Mirar hacia atrás para reinventarse. Parece la máxima de Cyril Schäublin en Disturbios (Unrueh como título original), una película que funciona formal y temporalmente como un reloj suizo. No es un símil cualquiera, puesto que el director nos emplaza a visitar las entrañas de una fábrica de relojes en un momento de cambio.

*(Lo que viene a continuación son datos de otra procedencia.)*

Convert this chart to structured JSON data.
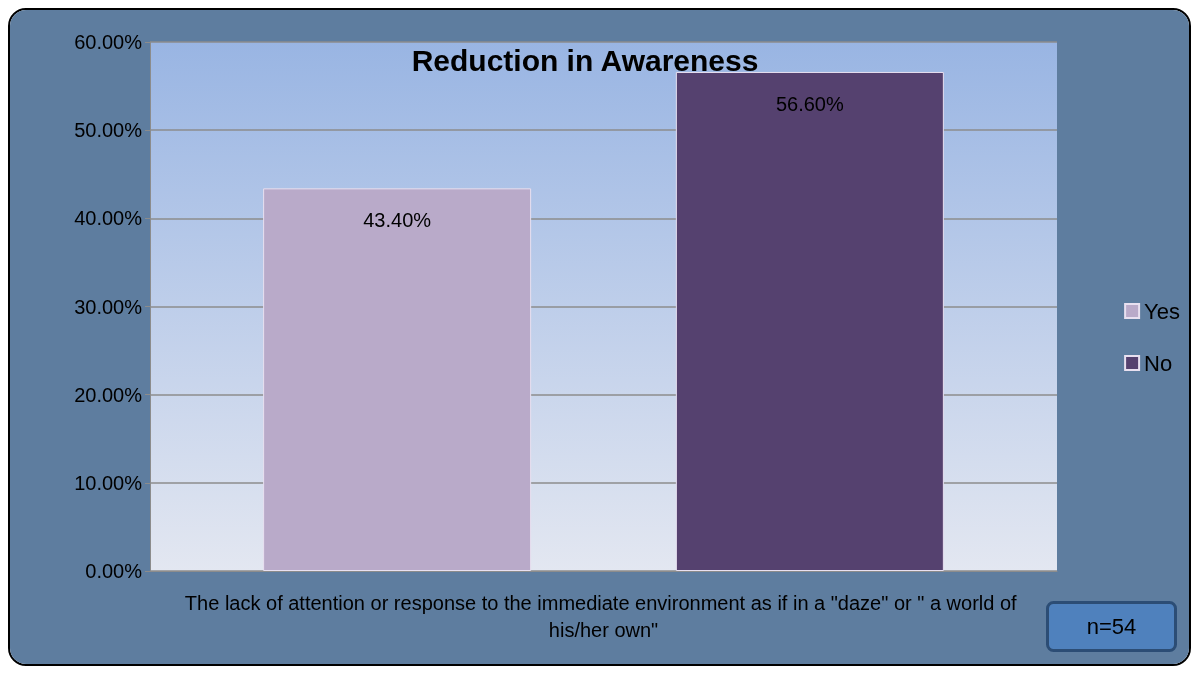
{
  "chart_data": {
    "type": "bar",
    "title": "Reduction in Awareness",
    "categories": [
      "The lack of attention or response to the immediate environment as if in a \"daze\" or \" a world of his/her own\""
    ],
    "series": [
      {
        "name": "Yes",
        "color": "#b9aac9",
        "values": [
          43.4
        ],
        "value_labels": [
          "43.40%"
        ]
      },
      {
        "name": "No",
        "color": "#55416f",
        "values": [
          56.6
        ],
        "value_labels": [
          "56.60%"
        ]
      }
    ],
    "ylim": [
      0,
      60
    ],
    "yticks": [
      {
        "value": 0,
        "label": "0.00%"
      },
      {
        "value": 10,
        "label": "10.00%"
      },
      {
        "value": 20,
        "label": "20.00%"
      },
      {
        "value": 30,
        "label": "30.00%"
      },
      {
        "value": 40,
        "label": "40.00%"
      },
      {
        "value": 50,
        "label": "50.00%"
      },
      {
        "value": 60,
        "label": "60.00%"
      }
    ],
    "grid": "y",
    "legend": "right",
    "annotations": [
      "n=54"
    ]
  }
}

Es tiempo de anarquistas, de progresión en un espacio donde todavía no se conoce implícitamente el peligro de esos cambios para los poderosos. La revolución es silenciosa y sus cabezas pensantes se asemejan mucho a estrellas de gran popularidad reducidas a estampas fotográficas intercambiables, cuyo valor aumenta al nivel de su leyenda personal. Esta es solo una de las incursiones del mundo moderno en un ambiente propicio para absorber novedades y aún desconocidas necesidades que alimentar. Schäublin se centra en un personaje pilar del anarquismo teórico como fue Piotr Kropotkin, que aparece en escena para dar forma a esos primeros pasos del movimiento, al tiempo que se va instaurando el concepto en meticulosos trabajadores que no pierden el ritmo de sus laboriosas funciones. Por otra parte, un personaje ficticio toma fuerza en su compromiso con un nuevo modo de entender el trabajo. Esa es la joven Josephine Gräbli, que desde el respeto (algo que se mantiene en el film hasta en las detenciones policiales) elabora su propio ideal anarquista. El director elige para la puesta en escena a actrices y actores sin experiencia (algunos habían trabajado en su cortometraje Il faut fabriquer ses cadeaux), quizá afianzando su gusto por un cine que ha dejado de ser una virguería sorprendente cuya acción parezca salirse de la pantalla.
En cuanto a su ejecución, Schäublin recupera el interés de los volúmenes y las distancias a través de esmerados planos fijos donde la acción se mueve a partir del recuadro que conforma, siendo la cámara un testigo generalizado de distintos focos, y no un ente que direcciona la atención. Para ello aprovecha la distribución del espacio en el que acomoda la cámara, siempre a gran distancia para así poder arropar varias acciones en un único plano. Con el simple acompañamiento de la rutina laboral, la sonoridad se vuelve repetitiva y metálica, convirtiéndose en el zumbido perfecto para dramatizar el continuo temporal. Su fotografía es un trabajo elaborado y cuidadoso que eleva de categoría la sencillez de su historia, una pausada pero delicadamente hilada con la concepción de las imágenes, que siguen una composición de paralelismos de gran agudeza.
Es así como enfrenta el anarquismo con la milimetrada labor de crear un reloj, tarea minuciosa y ajena a la improvisación, algo que hace de un modo continuo a través de la repetición de situaciones en distintos escenarios. Más que una narración, Disturbios genera una disposición para la misma que nunca termina de despegar. Su director planifica un ambiente, una situación histórica y unos personajes para contemplar junto a ellos los límites casi imperceptibles del cambio. A simple vista se podría decir que nada pasa en este avance especulatorio del tiempo, pero una vez finaliza el film, son varias las reivindicaciones que sobrevuelan en nuestra cabeza, con un regusto ácido que se antepone a la estructurada maquetación del conjunto.
Disturbios nos sorprende más como concepto que como ficción, para finalmente no echar tanto en falta el nervio y el conflicto cuando valoramos que una fotografía también necesitaba del avance de un reloj para capturar un instante concreto. Las revoluciones también tienen un primer estado de calma. Sin duda la experiencia gana tal y como es propuesta desde su distribución, al unirla con Gente en domingo —dirigida por nombres imprescindibles como Robert Siodmak o Edgar G. Ulmer— y recordarnos la esencia del cine y la sociedad, que tanto enfatiza el costumbrismo alterado que nos ofrece Cyril Schäublin.